# Video of My Car Check It Out



## erickbotic (Aug 8, 2006)

HEres the video

not the best but i was bored and did it


----------



## iSelJerseyShore (Apr 18, 2006)

Cool! Sometimes boredom brings out the best creativity 



-iSellJerseyShore


----------



## sporttuned (Jul 3, 2006)

erickbotic said:


> HEres the video
> 
> not the best but i was bored and did it


Not bad, I hope you don't mind, I uploaded the video here:

http://www.sporttuned.com/watch.php?v_id=586

And added it to the Bimmerfest group on the site.


----------



## erickbotic (Aug 8, 2006)

sporttuned said:


> Not bad, I hope you don't mind, I uploaded the video here:
> 
> http://www.sporttuned.com/watch.php?v_id=586
> 
> And added it to the Bimmerfest group on the site.


not at all.. thanks


----------



## gbelton (Aug 3, 2003)

*Hot 2 Deaf!*

That was nice brother. Who was that artist, I really like that song. I am traveling down to Spartanburg, SC next week and I would love to have a few tracks from the artist. PM me the details please.

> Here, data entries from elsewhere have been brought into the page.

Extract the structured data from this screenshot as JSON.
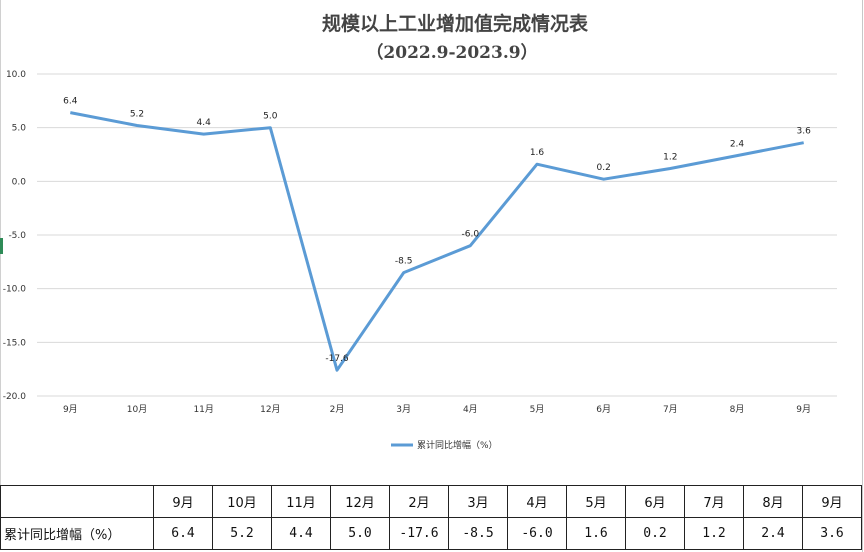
{
  "chart_data": {
    "type": "line",
    "title": "规模以上工业增加值完成情况表",
    "subtitle": "（2022.9-2023.9）",
    "categories": [
      "9月",
      "10月",
      "11月",
      "12月",
      "2月",
      "3月",
      "4月",
      "5月",
      "6月",
      "7月",
      "8月",
      "9月"
    ],
    "series": [
      {
        "name": "累计同比增幅（%）",
        "values": [
          6.4,
          5.2,
          4.4,
          5.0,
          -17.6,
          -8.5,
          -6.0,
          1.6,
          0.2,
          1.2,
          2.4,
          3.6
        ],
        "color": "#5b9bd5"
      }
    ],
    "yticks": [
      "10.0",
      "5.0",
      "0.0",
      "-5.0",
      "-10.0",
      "-15.0",
      "-20.0"
    ],
    "ylim": [
      -20,
      10
    ],
    "grid": true,
    "legend_position": "bottom"
  },
  "table": {
    "row_label": "累计同比增幅（%）",
    "headers": [
      "9月",
      "10月",
      "11月",
      "12月",
      "2月",
      "3月",
      "4月",
      "5月",
      "6月",
      "7月",
      "8月",
      "9月"
    ],
    "values": [
      "6.4",
      "5.2",
      "4.4",
      "5.0",
      "-17.6",
      "-8.5",
      "-6.0",
      "1.6",
      "0.2",
      "1.2",
      "2.4",
      "3.6"
    ]
  }
}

Nice video, nice ride, great sound!


----------



## erickbotic (Aug 8, 2006)

gbelton said:


> That was nice brother. Who was that artist, I really like that song. I am traveling down to Spartanburg, SC next week and I would love to have a few tracks from the artist. PM me the details please.
> 
> Nice video, nice ride, great sound!


flypside - someday


----------